L’irruption de l’extrême droite rebat les cartes en Espagne
Le parti d’extrême droite Vox, qui va permettre mercredi à la droite d’arracher le pouvoir aux socialistes en Andalousie, a déjà bouleversé le paysage politique en Espagne avec une poignée de députés dans un parlement régional.
Un élu du Parti populaire (PP, conservateur) doit être investi mercredi président de l’Andalousie, région la plus peuplée d’Espagne et bastion socialiste depuis 36 ans, en coalition avec les libéraux de Ciudadanos et avec les voix de Vox.
Dans un pays où l’extrême droite était quasi inexistante depuis la mort du dictateur Franco en 1975, Vox a créé un séisme politique en décembre, en obtenant 11% des suffrages et 12 élus sur 109 dans cette région méridionale.
Tandis qu’il négociait son appui au PP, ses propositions ont fait les gros titres de la presse: fin de l’autonomie des régions, suppression de la loi sur les violences sexistes, expulsions massives d’immigrés clandestins…
L’accord finalement conclu ne reprend pas les plus controversées, mais intègre le soutien aux traditions comme la tauromachie et la promotion d’une « immigration respectueuse de notre culture occidentale ». « Vox est le principal bénéficiaire du pacte », affirme à l’AFP Xavier Casals, historien spécialiste de l’extrême droite. « Ils ont réussi à être connus de tout le monde » et « la mise en scène a été celle d’un accord d’égal à égal ».
Les stratèges politiques spéculent déjà sur une réédition de ce pacte des droites pour prendre le contrôle de nouvelles régions et mairies après les élections régionales et municipales du 26 mai, voire au niveau national après les prochaines législatives. « Bien sûr qu’il est rééditable, tant que les Espagnols nous donneront ce mandat », a assuré lundi le président du PP, Pablo Casado. Il rêve de « mener une alliance de partis qui croient en la Constitution, le libre-échange, la propriété privée, la sécurité, la nation ».
Dans un sondage publié début janvier, Vox est crédité de 12,9% d’intentions de vote à d’éventuelles législatives. Avec plus de 40 sièges, il aurait la clé d’une majorité de droite.

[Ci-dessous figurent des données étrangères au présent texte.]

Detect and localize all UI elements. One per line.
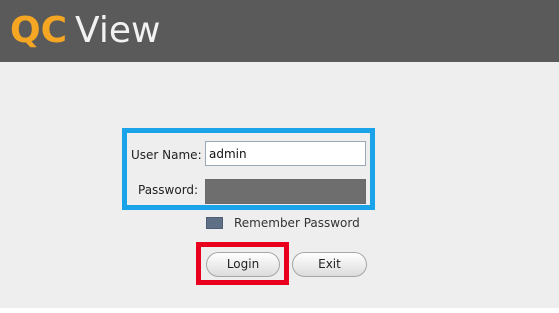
- remember-password-checkbox[interactable]: [206, 217, 223, 229]
- exit-button[interactable]: Exit: [292, 252, 367, 277]
- logo-brand-text: QC: [10, 10, 68, 51]
- app-logo: QC View: [10, 6, 160, 56]
- credentials-highlight-box: [122, 128, 375, 210]
- remember-password-label[interactable]: Remember Password: [234, 216, 360, 230]
- panel-bottom-edge: [0, 308, 559, 313]
- logo-product-text: View: [75, 10, 161, 51]
- title-bar: QC View: [0, 0, 559, 62]
- login-highlight-box: [196, 242, 289, 285]
- login-window: QCView User Name: Password: Remember Pas…: [0, 0, 559, 313]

Quel que soit leur résultat, « ils ne peuvent que gagner. Si Vox passe de zéro à quelque chose, ils auront déjà gagné », estime M. Casals.
Et l’actualité devrait leur profiter, avec le très médiatique procès des indépendantistes catalans qui doit s’ouvrir dans les prochaines semaines. Le numéro deux de Vox y est avocat de l’accusation, souligne le directeur de l’institut de sondages Metroscopia, José Pablo Ferrandiz.
Les autres partis menacés
Leur montée a de quoi inquiéter les états-majors politiques des deux grandes formations, Parti populaire et Parti socialiste (PSOE), qui se sont longtemps partagé l’essentiel des votes. Depuis 2015, ils ont dû composer avec Podemos, la gauche radicale, et Ciudadanos qui se veut au centre.
Avec Vox, « nous sommes désormais dans un système à cinq partis » qui dépassent les 10% d’intentions de vote, constate M. Ferrandiz.
Le PP est particulièrement menacé, après un annus horribilis qui l’a vu être condamné dans un méga-procès pour corruption, éjecté du pouvoir par le socialiste Pedro Sanchez et grignoté dans les sondages par Ciudadanos. « Leur défi, c’est de faire les deux choses en même temps : élaborer une stratégie qui leur permette de ne perdre des électeurs ni à leur droite, ni au centre », selon Cristina Ares, politologue à l’université de Saint-Jacques-de-Compostelle.
Pablo Casado a opté pour un virage à droite, en durcissant son discours. Une stratégie risquée, qui « favorise le parti le plus à droite » selon Mme Ares.
Du côté de Ciudadanos, son dirigeant Albert Rivera, est mal à l’aise à l’idée de s’associer à l’extrême droite et laisse la porte ouverte à des alliances avec les socialistes dans d’autres régions. « L’avenir de l’Espagne ne passe pas par des accords qui confrontent les deux Espagne » de gauche et de droite, déclarait-il lundi à la presse internationale.
Reste que Pedro Sanchez peut être le principal gagnant face au spectre d’une coalition intégrant l’extrême droite.
Son gouvernement, très minoritaire, pourrait obtenir le soutien des indépendantistes catalans pour voter le budget 2019, et éviter ainsi de devoir convoquer des élections avant la fin de la législature en juin 2020. « Il est clair que pour les indépendantistes catalans, ce gouvernement est meilleur qu’un gouvernement de droite », dit Mme Ares.